Stress is not always negative. A certain amount of stress can be good for us, keeping us motivated and pushing us to achieve our aims. In fact some people thrive in stressful and highly pressured situations, finding that it makes them more responsive, creative and productive.  If you’re anything like me, the pull of a looming deadline can help to improve focus and get things done. But there comes a point at which stress becomes unhealthy and can start to have rippling effects on our personal lives, wellbeing and ability to perform effectively at work. As with most things in life, the key is to achieve a balance. We need to recognise the difference between good and bad stress so we can find effective ways to control it.   
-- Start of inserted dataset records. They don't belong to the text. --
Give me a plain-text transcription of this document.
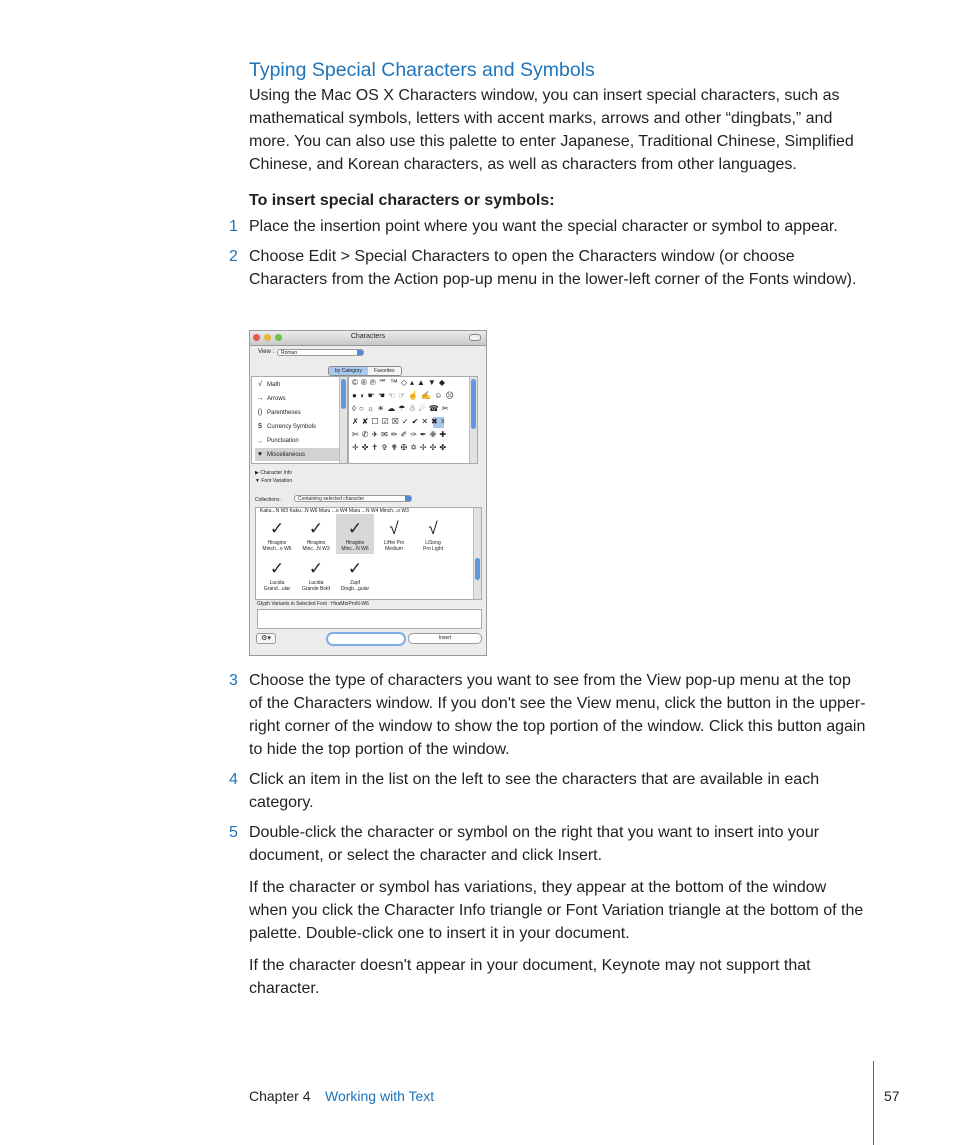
Typing Special Characters and Symbols
Using the Mac OS X Characters window, you can insert special characters, such as mathematical symbols, letters with accent marks, arrows and other “dingbats,” and more. You can also use this palette to enter Japanese, Traditional Chinese, Simplified Chinese, and Korean characters, as well as characters from other languages.
To insert special characters or symbols:
1 Place the insertion point where you want the special character or symbol to appear.
2 Choose Edit > Special Characters to open the Characters window (or choose Characters from the Action pop-up menu in the lower-left corner of the Fonts window).
Characters
View :	Roman
by Category	Favorites
√ Math
→ Arrows
() Parentheses
$ Currency Symbols
., Punctuation
♥ Miscellaneous
©®℗℠™◇▴▲▼◆
●◗☛☚☜☞☝✍☺☹
◊○☼☀☁☂☃☄☎✂
✗✘☐☑☒✓✔✕✖☓
✄✆✈✉✏✐✑✒✙✚
✛✜✝✞✟✠✡✢✣✤
▶ Character Info
▼ Font Variation
Collections :	Containing selected character
Kaku...N W3 Kaku...N W6 Maru ...o W4 Maru ...N W4 Minch...o W3
✓
Hiragino
Minch...o W6
✓
Hiragino
Minc...N W3
✓
Hiragino
Minc...N W6
√
LiHei Pro
Medium
√
LiSong
Pro Light
✓
Lucida
Grand...ular
✓
Lucida
Grande Bold
✓
Zapf
Dingb...gular
Glyph Variants in Selected Font : HiraMinProN-W6
⚙▾	Insert
3 Choose the type of characters you want to see from the View pop-up menu at the top of the Characters window. If you don't see the View menu, click the button in the upper-right corner of the window to show the top portion of the window. Click this button again to hide the top portion of the window.
4 Click an item in the list on the left to see the characters that are available in each category.
5 Double-click the character or symbol on the right that you want to insert into your document, or select the character and click Insert.
If the character or symbol has variations, they appear at the bottom of the window when you click the Character Info triangle or Font Variation triangle at the bottom of the palette. Double-click one to insert it in your document.
If the character doesn't appear in your document, Keynote may not support that character.
Chapter 4 Working with Text	57
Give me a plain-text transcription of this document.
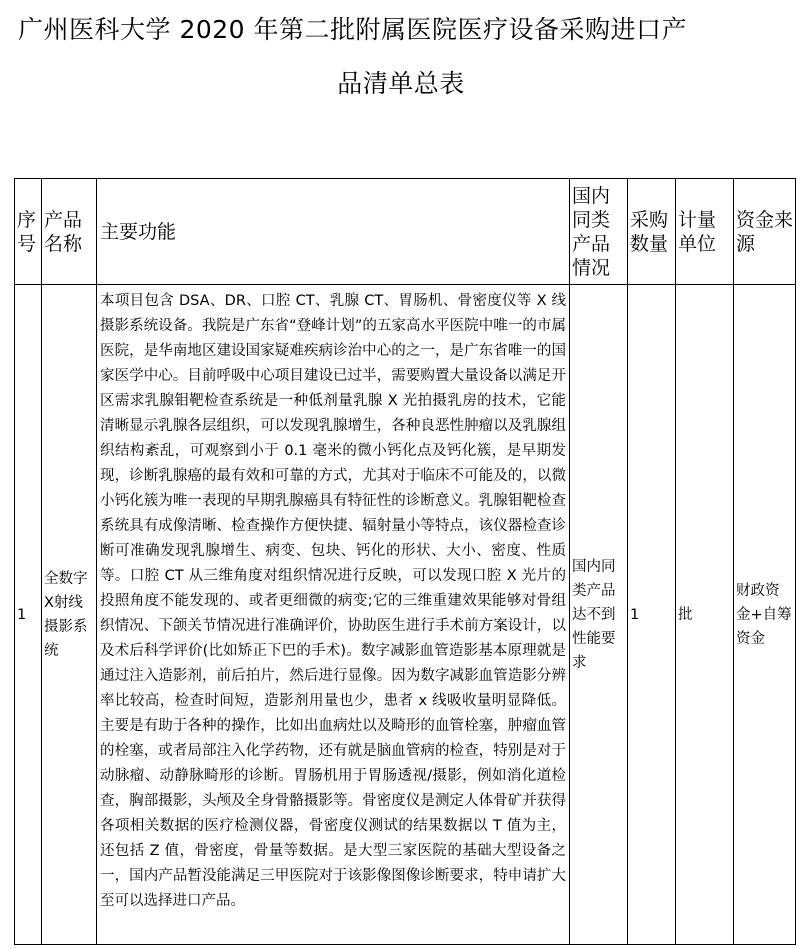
广州医科大学 2020 年第二批附属医院医疗设备采购进口产
品清单总表
序号	产品名称	主要功能	国内同类产品情况	采购数量	计量单位	资金来源
1	全数字X射线摄影系统	本项目包含 DSA、DR、口腔 CT、乳腺 CT、胃肠机、骨密度仪等 X 线摄影系统设备。我院是广东省“登峰计划”的五家高水平医院中唯一的市属医院，是华南地区建设国家疑难疾病诊治中心的之一，是广东省唯一的国家医学中心。目前呼吸中心项目建设已过半，需要购置大量设备以满足开区需求乳腺钼靶检查系统是一种低剂量乳腺 X 光拍摄乳房的技术，它能清晰显示乳腺各层组织，可以发现乳腺增生，各种良恶性肿瘤以及乳腺组织结构紊乱，可观察到小于 0.1 毫米的微小钙化点及钙化簇，是早期发现，诊断乳腺癌的最有效和可靠的方式，尤其对于临床不可能及的，以微小钙化簇为唯一表现的早期乳腺癌具有特征性的诊断意义。乳腺钼靶检查系统具有成像清晰、检查操作方便快捷、辐射量小等特点，该仪器检查诊断可准确发现乳腺增生、病变、包块、钙化的形状、大小、密度、性质等。口腔 CT 从三维角度对组织情况进行反映，可以发现口腔 X 光片的投照角度不能发现的、或者更细微的病变;它的三维重建效果能够对骨组织情况、下颌关节情况进行准确评价，协助医生进行手术前方案设计，以及术后科学评价(比如矫正下巴的手术)。数字减影血管造影基本原理就是通过注入造影剂，前后拍片，然后进行显像。因为数字减影血管造影分辨率比较高，检查时间短，造影剂用量也少，患者 x 线吸收量明显降低。主要是有助于各种的操作，比如出血病灶以及畸形的血管栓塞，肿瘤血管的栓塞，或者局部注入化学药物，还有就是脑血管病的检查，特别是对于动脉瘤、动静脉畸形的诊断。胃肠机用于胃肠透视/摄影，例如消化道检查，胸部摄影，头颅及全身骨骼摄影等。骨密度仪是测定人体骨矿并获得各项相关数据的医疗检测仪器，骨密度仪测试的结果数据以 T 值为主，还包括 Z 值，骨密度，骨量等数据。是大型三家医院的基础大型设备之一，国内产品暂没能满足三甲医院对于该影像图像诊断要求，特申请扩大至可以选择进口产品。	国内同类产品达不到性能要求	1	批	财政资金+自筹资金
Far from being an issue that only affects individuals, stress can lead to significant problems in the workplace. It can lead to:  

  • High absenteeism
  • High labour turnover
  • Poor time keeping
  • Poor performance and productivity
  • Low morale
  • Poor motivation
  • Increased employee complaints
  • Increased ill-health, accidents and incidents reports

So what can we do about it?

  1. There are many ways to address stress in the workplace, but key to success is encouraging a supportive and open culture.
  2. Train managers well to recognise signs and causes of unhealthy stress and give them the tools and confidence to address concerns at an early stage.
  3. Encourage open communication and find ways to share key information with your team. If your company offers great perks like an employee assistance programme, gym memberships or a health care plan, then shout about it! Encourage your employees to make good use of the support available to them.
  4. Get people talking and supporting each other. Encourage employees to share their thoughts and feedback and be prepared to take action to show you’re listening – small changes can go a long way.
  5. Think about introducing flexible working practices if you don’t have them in place already. Caring responsibilities, hectic daily commutes and personal commitments can all add to our stress levels. Options to help improve work-life balance can have a significant impact.
  6. Care about your employees. Follow up with them after periods of sickness absence and make sure they take regular breaks and time away from their work. Encourage healthy habits like outdoor walks at lunchtime or ditching the chocolate and fatty snacks in favour of fruits and healthier options.
  7. Encourage your team to switch off at the end of their working day and refrain from emailing and working late into the evening on a regular basis. Longer hours worked does not necessarily equal greater productivity and can often have the reverse effect.  

Let’s talk about stress and find ways to beat it together!